Pirates love putting their parrots into competitions. The following data represent results from two separate performance tasks given to five different parrots. In the first task, we measured how high the parrots could jump in centimeters (HIGHER scores are better). In the second task, we measured how many seconds it took for the parrots to fly around the ship 10 times (LOWER scores are better).

parrot jump fly
Sebastiaan 6.7 1085
Thekla 10.6 1081
Sarina 10.3 875
Gavin 13.7 725
Kuebra 8.9 1034
  1. Assign the data to appropriately named objects.
parrot <- c("Sebastian", "Thekla", "Sarina", "Gavin", "Kuebra")
jump <- c(6.7, 10.6, 10.3, 13.7, 8.9)
fly <- c(1085, 1081, 875, 725, 1034)
  1. Oops! We forgot to add the data for Seamus.
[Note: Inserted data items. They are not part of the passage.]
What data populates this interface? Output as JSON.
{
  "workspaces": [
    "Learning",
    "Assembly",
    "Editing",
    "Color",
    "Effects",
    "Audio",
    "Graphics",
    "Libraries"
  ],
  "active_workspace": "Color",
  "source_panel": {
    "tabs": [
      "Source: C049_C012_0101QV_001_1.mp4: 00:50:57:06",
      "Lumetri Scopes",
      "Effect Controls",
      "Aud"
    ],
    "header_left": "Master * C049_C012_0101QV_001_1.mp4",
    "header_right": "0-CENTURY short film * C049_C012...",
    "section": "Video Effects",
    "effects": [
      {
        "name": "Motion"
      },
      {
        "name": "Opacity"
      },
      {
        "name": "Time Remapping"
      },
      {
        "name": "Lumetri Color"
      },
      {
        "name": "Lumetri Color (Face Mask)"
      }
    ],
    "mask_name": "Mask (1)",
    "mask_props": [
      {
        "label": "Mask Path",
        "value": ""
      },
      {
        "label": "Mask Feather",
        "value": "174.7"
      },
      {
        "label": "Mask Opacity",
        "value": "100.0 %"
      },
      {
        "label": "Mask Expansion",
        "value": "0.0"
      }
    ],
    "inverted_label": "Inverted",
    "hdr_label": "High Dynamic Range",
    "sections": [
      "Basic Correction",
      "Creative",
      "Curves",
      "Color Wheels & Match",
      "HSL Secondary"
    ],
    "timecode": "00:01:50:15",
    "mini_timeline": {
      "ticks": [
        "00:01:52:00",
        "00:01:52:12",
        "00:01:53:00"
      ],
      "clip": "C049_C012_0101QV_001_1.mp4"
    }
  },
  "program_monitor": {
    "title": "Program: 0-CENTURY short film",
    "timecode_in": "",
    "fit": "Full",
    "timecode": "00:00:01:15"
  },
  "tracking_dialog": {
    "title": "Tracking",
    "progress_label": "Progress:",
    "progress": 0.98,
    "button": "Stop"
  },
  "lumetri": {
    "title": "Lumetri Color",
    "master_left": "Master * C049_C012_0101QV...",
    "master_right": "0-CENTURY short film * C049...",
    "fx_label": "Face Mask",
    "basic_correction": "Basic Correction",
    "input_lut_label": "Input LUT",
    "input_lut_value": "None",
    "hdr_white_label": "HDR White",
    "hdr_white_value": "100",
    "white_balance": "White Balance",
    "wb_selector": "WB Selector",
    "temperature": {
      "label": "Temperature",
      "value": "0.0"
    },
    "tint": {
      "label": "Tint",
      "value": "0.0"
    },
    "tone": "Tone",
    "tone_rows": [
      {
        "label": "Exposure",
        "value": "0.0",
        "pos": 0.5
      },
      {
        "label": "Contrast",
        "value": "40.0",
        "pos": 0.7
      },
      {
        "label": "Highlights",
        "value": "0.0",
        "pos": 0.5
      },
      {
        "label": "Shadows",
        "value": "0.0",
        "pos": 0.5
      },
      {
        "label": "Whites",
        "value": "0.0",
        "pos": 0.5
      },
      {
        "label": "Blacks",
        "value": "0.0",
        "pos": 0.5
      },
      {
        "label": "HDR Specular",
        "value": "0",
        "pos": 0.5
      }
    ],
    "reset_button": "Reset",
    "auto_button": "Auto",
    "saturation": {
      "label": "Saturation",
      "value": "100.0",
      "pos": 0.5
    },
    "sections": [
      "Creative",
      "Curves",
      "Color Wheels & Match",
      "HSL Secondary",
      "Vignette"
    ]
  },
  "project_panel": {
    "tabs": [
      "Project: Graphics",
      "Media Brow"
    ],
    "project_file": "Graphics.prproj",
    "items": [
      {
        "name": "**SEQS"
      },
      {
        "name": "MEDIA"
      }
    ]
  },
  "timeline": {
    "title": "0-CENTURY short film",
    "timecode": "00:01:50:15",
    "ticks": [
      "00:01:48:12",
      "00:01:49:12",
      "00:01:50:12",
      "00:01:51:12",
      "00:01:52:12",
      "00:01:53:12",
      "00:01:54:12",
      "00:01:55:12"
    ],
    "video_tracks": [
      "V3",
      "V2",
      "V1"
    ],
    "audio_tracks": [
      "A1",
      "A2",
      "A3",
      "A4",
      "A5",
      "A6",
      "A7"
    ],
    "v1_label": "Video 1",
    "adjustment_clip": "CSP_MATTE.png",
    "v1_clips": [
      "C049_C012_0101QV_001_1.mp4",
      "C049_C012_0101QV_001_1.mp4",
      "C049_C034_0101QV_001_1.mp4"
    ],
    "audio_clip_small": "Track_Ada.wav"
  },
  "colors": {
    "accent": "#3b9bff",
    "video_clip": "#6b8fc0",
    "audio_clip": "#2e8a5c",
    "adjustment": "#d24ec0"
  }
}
Seamus jumped 11.2 centimeters and took 920 seconds to fly around the ship 10 times. Add Seamus’ data to the vectors.
parrot <- c(parrot, "Seamus")
jump <- c(jump, 11.2)
fly <- c(fly, 920)
  1. Which parrot did the best in the jumping task? To answer this, just calculate the appropriate summary statistic and visually look at which parrot had this score.
max(jump)
## [1] 13.7
# It was the fourth parrot -- Gavin
  1. Which parrot did the best in the flying task? Don’t forget that lower scores are better!
min(fly)
## [1] 725
# It was the fourth parrot -- Gavin again!
  1. Without standardizing the variables, which parrot did the best on average across both tasks?
# Because larger values of fly are worse, I'll SUBTRACT
#  fly from jump to calculate an average score. The final
#  values might be negative, but I don't care -- I just
#  need to find the largest (i.e.; least negative) value.

(jump - fly) / 2
## [1] -539.15 -535.20 -432.35 -355.65 -512.55 -454.40
max((jump - fly)/ 2)
## [1] -355.65
# Gavin again!
  1. After standardizing the variables, which parrot did the best on average across both tasks?
# Standardize both variables
jump.z <- (jump - mean(jump)) / sd(jump)
fly.z <- (fly - mean(fly)) / sd(fly)


# Calculate the average z-score (and still subtract fly.z)
avg.z <- (jump.z - fly.z) / 2
avg.z
## [1] -1.2219468 -0.3740620  0.2918612  1.5502777 -0.5709077  0.3247776
# Which is the max?
max(avg.z)
## [1] 1.550278
# Still Gavin -- maybe this wasn't the most exciting example..

Random…

  1. What is the sum of the square root of every third integer between 1 and 578?
sum(seq(from = 1, to = 578, by = 3) ^ .5)
## [1] 3092.179
  1. What will the following code return after the third line?
a <- 50
a + 100
a

# It will return 50 because we didn't assign a again on the second line!